We generally don't consider popup blocker bypasses to be security issues. I think this is likely working as intended as it still requires a user gesture, but changing some labels and removing view restrictions so that the right people can take a look.

seems like touchend and click don't share the same user gesture token :-/

given that the repro actually manages to open two popups on one user gesture, I'd consider this a low risk security issue

Yeah getting two pop-ups instead of only one on a tap is known limitation of our current design (considered very low severity).

Still we should track fixing it - it _might_ not be that hard.  We'd have to cache the token in blink and try to re-use it on GestureTap events.  But we'd have to be careful to create a new token if none exists (eg. may not have gotten any touch events) and not to re-use a really old unrelated token (will have timed out).

There's m_lastMouseDownUserGestureToken https://cs.chromium.org/chromium/src/third_party/WebKit/Source/core/input/EventHandler.h?rcl=1477451763&l=368 which is used to connect mousedown/click/mouseup

I think we can just use that for the touch events as well

Technically someone could click with the mouse at the same time as tapping the touch screen and those would be two user gestures, but this is a niche scenario probably not worth worrying about.

The only non-trivial bit I see is knowing when to clear the token.  If we just saved a token on touchend and re-used it for GestureTap, that would break in the cases where the page has no touch listeners so we hit the optimization where touchend events aren't sent to blink at all.  But perhaps we could just clear the saved token after every GestureTap (and LongPres etc.) as well as every touchstart.  Still might be quite simple.

Note that there's also TouchEventManager::m_touchSequenceUserGestureToken which is more directly applicable here, but I was hoping to delete that: https://codereview.chromium.org/2414273003/

Maybe we just need to plumb a flag through that tells the event handler that the mouse events are actually touch events, so they should use the touch flag. that would also solve the real touch + real click at the same time issue

We have that flag, but I don't think we need it.  The UGI is taken in code that's already not shared between the touch and mouse paths.  This isn't a problem about sharing the mouse token and the touch token.  It's about sharing the touch token with the gesture token (https://cs.chromium.org/chromium/src/third_party/WebKit/Source/core/input/GestureManager.cpp?type=cs&sq=package:chromium&l=185)

Rick, is this issue still open?
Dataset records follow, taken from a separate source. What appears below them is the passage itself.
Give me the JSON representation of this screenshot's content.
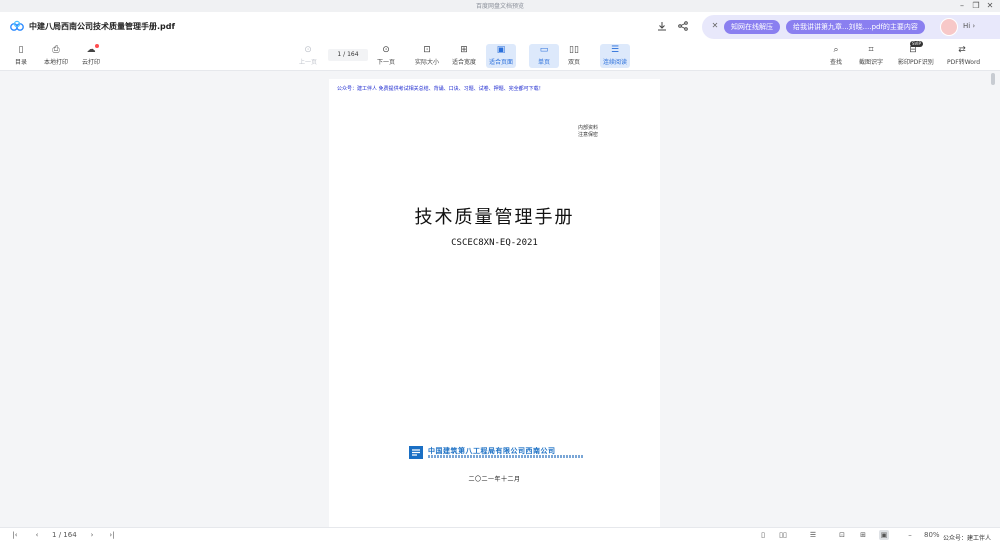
{
  "window": {
    "title": "百度网盘文档预览",
    "minimize": "–",
    "restore": "❐",
    "close": "✕"
  },
  "header": {
    "doc_title": "中建八局西南公司技术质量管理手册.pdf",
    "ai_suggestions": [
      "知网在线解压",
      "给我讲讲第九章...刘晓....pdf的主要内容"
    ],
    "ai_greeting": "Hi ›"
  },
  "toolbar": {
    "left": [
      {
        "label": "目录",
        "icon": "sidebar-icon"
      },
      {
        "label": "本地打印",
        "icon": "print-icon"
      },
      {
        "label": "云打印",
        "icon": "cloud-print-icon"
      }
    ],
    "prev_label": "上一页",
    "page_value": "1",
    "page_total": "/ 164",
    "next_label": "下一页",
    "view": [
      {
        "label": "实际大小",
        "icon": "actual-size-icon"
      },
      {
        "label": "适合宽度",
        "icon": "fit-width-icon"
      },
      {
        "label": "适合页面",
        "icon": "fit-page-icon"
      },
      {
        "label": "单页",
        "icon": "single-page-icon"
      },
      {
        "label": "双页",
        "icon": "double-page-icon"
      },
      {
        "label": "连续阅读",
        "icon": "continuous-icon"
      }
    ],
    "right": [
      {
        "label": "查找",
        "icon": "search-icon"
      },
      {
        "label": "截图识字",
        "icon": "screenshot-ocr-icon"
      },
      {
        "label": "影印PDF识别",
        "icon": "scan-pdf-icon"
      },
      {
        "label": "PDF转Word",
        "icon": "pdf-to-word-icon"
      }
    ],
    "svip_badge": "SVIP"
  },
  "document": {
    "public_account_line": "公众号：建工伴人 免费提供考试相关总结、背诵、口诀、习题、试卷、押题、完全都可下载！",
    "internal_note": [
      "内部资料",
      "注意保密"
    ],
    "main_title": "技术质量管理手册",
    "code": "CSCEC8XN-EQ-2021",
    "company_name": "中国建筑第八工程局有限公司西南公司",
    "date": "二〇二一年十二月"
  },
  "statusbar": {
    "page_value": "1",
    "page_total": "/ 164",
    "zoom": "80%",
    "watermark": "公众号：建工伴人"
  }
}
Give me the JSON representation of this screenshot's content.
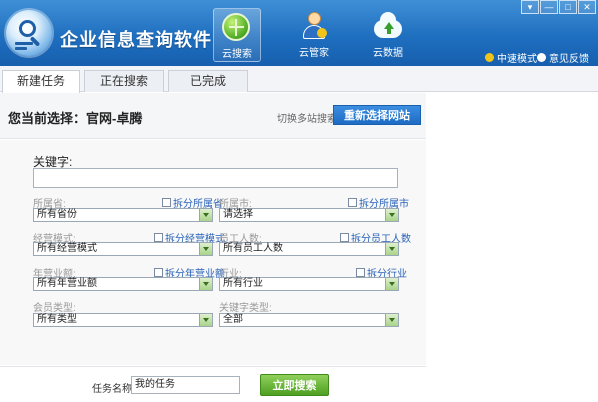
{
  "app": {
    "title": "企业信息查询软件"
  },
  "nav": [
    {
      "label": "云搜索",
      "icon": "globe-search-icon",
      "active": true
    },
    {
      "label": "云管家",
      "icon": "person-manager-icon",
      "active": false
    },
    {
      "label": "云数据",
      "icon": "cloud-upload-icon",
      "active": false
    }
  ],
  "window_controls": [
    "▾",
    "—",
    "□",
    "✕"
  ],
  "header_links": {
    "speed_mode": "中速模式",
    "feedback": "意见反馈"
  },
  "tabs": [
    {
      "label": "新建任务",
      "active": true
    },
    {
      "label": "正在搜索",
      "active": false
    },
    {
      "label": "已完成",
      "active": false
    }
  ],
  "selection": {
    "label": "您当前选择：官网-卓腾",
    "switch_label": "切换多站搜索",
    "reselect_button": "重新选择网站"
  },
  "form": {
    "keyword_label": "关键字:",
    "keyword_value": "",
    "fields": {
      "province": {
        "label": "所属省:",
        "split": "拆分所属省",
        "value": "所有省份"
      },
      "city": {
        "label": "所属市:",
        "split": "拆分所属市",
        "value": "请选择"
      },
      "business_mode": {
        "label": "经营模式:",
        "split": "拆分经营模式",
        "value": "所有经营模式"
      },
      "employees": {
        "label": "员工人数:",
        "split": "拆分员工人数",
        "value": "所有员工人数"
      },
      "revenue": {
        "label": "年营业额:",
        "split": "拆分年营业额",
        "value": "所有年营业额"
      },
      "industry": {
        "label": "行业:",
        "split": "拆分行业",
        "value": "所有行业"
      },
      "member_type": {
        "label": "会员类型:",
        "value": "所有类型"
      },
      "keyword_type": {
        "label": "关键字类型:",
        "value": "全部"
      }
    }
  },
  "bottom": {
    "task_name_label": "任务名称:",
    "task_name_value": "我的任务",
    "search_button": "立即搜索"
  },
  "colors": {
    "header_blue": "#1f6fc0",
    "button_blue": "#1d6bc4",
    "button_green": "#4e9f22",
    "link_blue": "#2a63b8"
  }
}
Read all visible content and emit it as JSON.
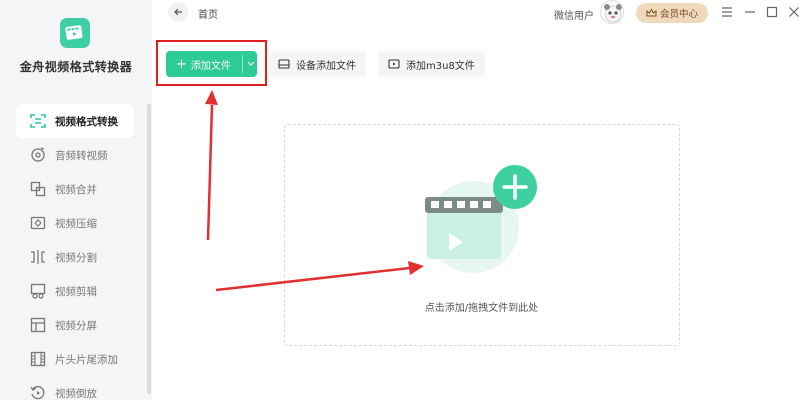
{
  "app": {
    "name": "金舟视频格式转换器"
  },
  "sidebar": {
    "items": [
      {
        "label": "视频格式转换",
        "icon": "format-convert-icon",
        "active": true
      },
      {
        "label": "音频转视频",
        "icon": "audio-disc-icon",
        "active": false
      },
      {
        "label": "视频合并",
        "icon": "merge-icon",
        "active": false
      },
      {
        "label": "视频压缩",
        "icon": "compress-icon",
        "active": false
      },
      {
        "label": "视频分割",
        "icon": "split-icon",
        "active": false
      },
      {
        "label": "视频剪辑",
        "icon": "scissors-icon",
        "active": false
      },
      {
        "label": "视频分屏",
        "icon": "split-screen-icon",
        "active": false
      },
      {
        "label": "片头片尾添加",
        "icon": "film-strip-icon",
        "active": false
      },
      {
        "label": "视频倒放",
        "icon": "reverse-icon",
        "active": false
      }
    ]
  },
  "header": {
    "breadcrumb": "首页",
    "user_name": "微信用户",
    "vip_label": "会员中心"
  },
  "toolbar": {
    "add_file_label": "添加文件",
    "device_add_label": "设备添加文件",
    "m3u8_add_label": "添加m3u8文件"
  },
  "drop_zone": {
    "hint": "点击添加/拖拽文件到此处"
  },
  "colors": {
    "accent": "#2ecb95",
    "highlight_box": "#e01f1f",
    "vip_bg": "#f0d8bd"
  }
}
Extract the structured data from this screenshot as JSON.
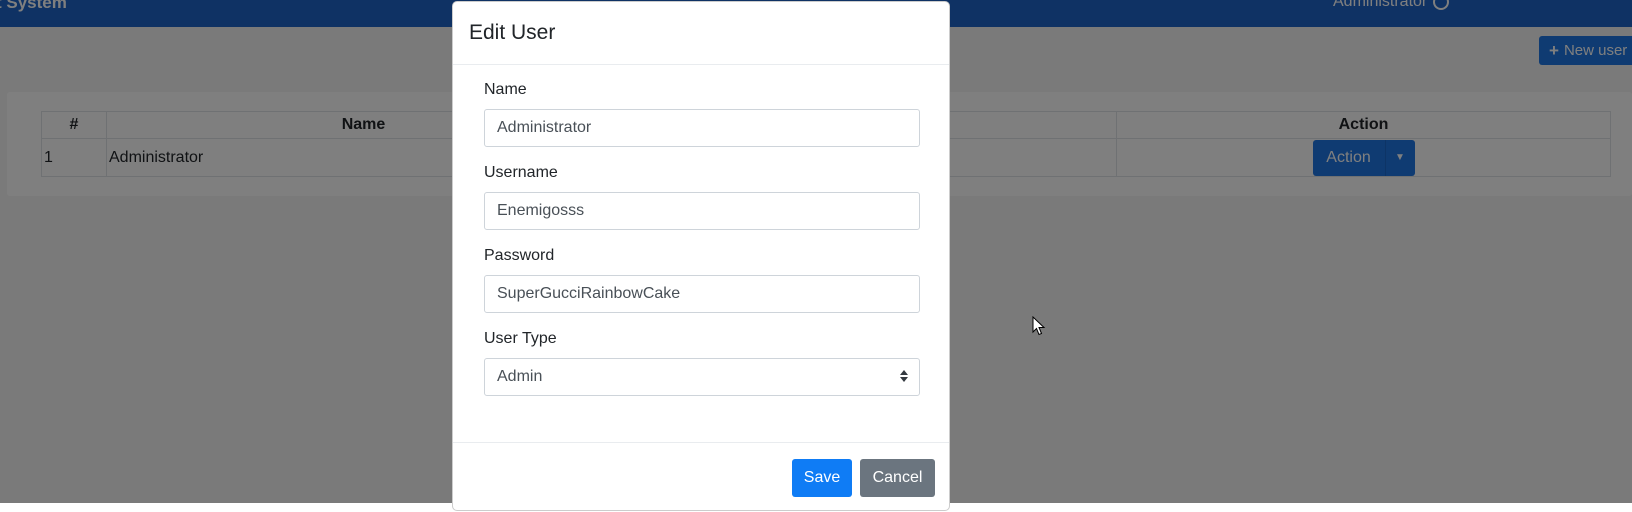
{
  "topbar": {
    "brand": "t System",
    "user_name": "Administrator"
  },
  "toolbar": {
    "new_user_label": "New user"
  },
  "table": {
    "headers": [
      "#",
      "Name",
      "Action"
    ],
    "rows": [
      {
        "index": "1",
        "name": "Administrator",
        "action_label": "Action"
      }
    ]
  },
  "modal": {
    "title": "Edit User",
    "fields": {
      "name": {
        "label": "Name",
        "value": "Administrator"
      },
      "username": {
        "label": "Username",
        "value": "Enemigosss"
      },
      "password": {
        "label": "Password",
        "value": "SuperGucciRainbowCake"
      },
      "user_type": {
        "label": "User Type",
        "value": "Admin"
      }
    },
    "save_label": "Save",
    "cancel_label": "Cancel"
  },
  "colors": {
    "primary": "#1f77e5",
    "navbar": "#1f65c8",
    "secondary": "#6b757f",
    "backdrop": "rgba(0,0,0,0.5)"
  },
  "icons": {
    "new_user": "plus-icon",
    "user_menu": "power-icon",
    "select": "updown-arrows-icon",
    "dropdown": "caret-down-icon"
  }
}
I'm not sure what the state of the gesture interventions currently is..

Yes this is still open.  Gesture events (like GestureTap which generates click) and Touch events (like touchend) are almost completely disconnected in blink.  So sharing a gesture token between them is probably difficult.

I'd call this Pri-3 myself (given my guess at low benefit and non-trivial cost).  But it's up to the input folks (dtapuska, nzolghadr, mustaq).  Perhaps it's simpler to implement correctly than I'm guessing?

Let's block it on our simple user gesture project.